Biomarkers available for assessing renal activity and classification, response to therapy, remission, and flares are insufficient in SLE and do not always reflect the actual inflammatory activity in the renal tissue [
30,
38]. Although renal biopsy is regarded as the 'gold standard' for assessing renal activity [
39], there is a need for new biomarkers for evaluation of disease activity in LN. In the present study, we were not able to determine whether serum levels of HMGB1 could be used for monitoring of renal disease activity
per se but found persistently elevated levels of serum as well as tissue expression, suggesting that HMGB1 is an important inflammatory mediator in LN. To determine whether a more pronounced reduction of HMBG1 levels can be achieved in a less active phase of LN, more long-term studies with sequential serum HMGB1 determination and repeat biopsies will be required, however.
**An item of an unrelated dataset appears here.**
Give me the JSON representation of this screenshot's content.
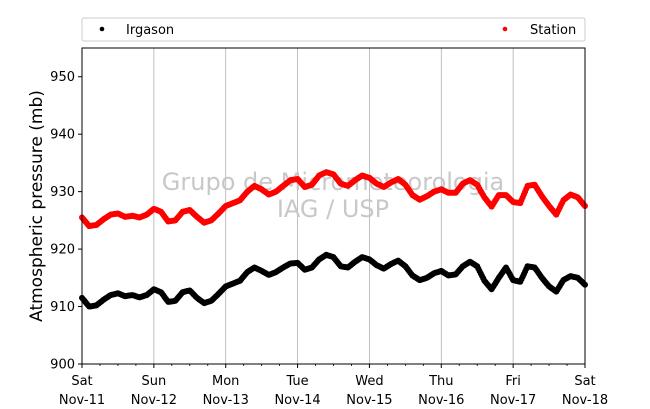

As therapeutic targeting of HMGB1 has been found to be protective against tissue injury in various preclinical inflammatory disease models (reviewed in [
40]), HMGB1 blocking may be of future interest in the development of new treatment strategies in autoimmune disease and also in SLE. As our study was of limited size, additional extended studies will be required to study the role of HMGB1 as a biomarker for renal disease activity in patients with lupus.
Competing interests
The authors declare that they have no competing interests.
Authors' contributions
AZ participated in patient characterization, acquisition of data, statistical analyses, interpretation of results, and manuscript writing. KP participated in immunohistochemistry staining, interpretation of results, and manuscript writing. BS participated in evaluation of renal biopsies and interpretation of results of HMGB1 tissue staining. SC and KJT were responsible for serum HMGB1 measurement and interpretation of data. AB participated in interpretation of results and manuscript writing. IG participated in study design, interpretation of results, and manuscript writing. All authors were involved in revising the manuscript critically for content and read and approved the final manuscript.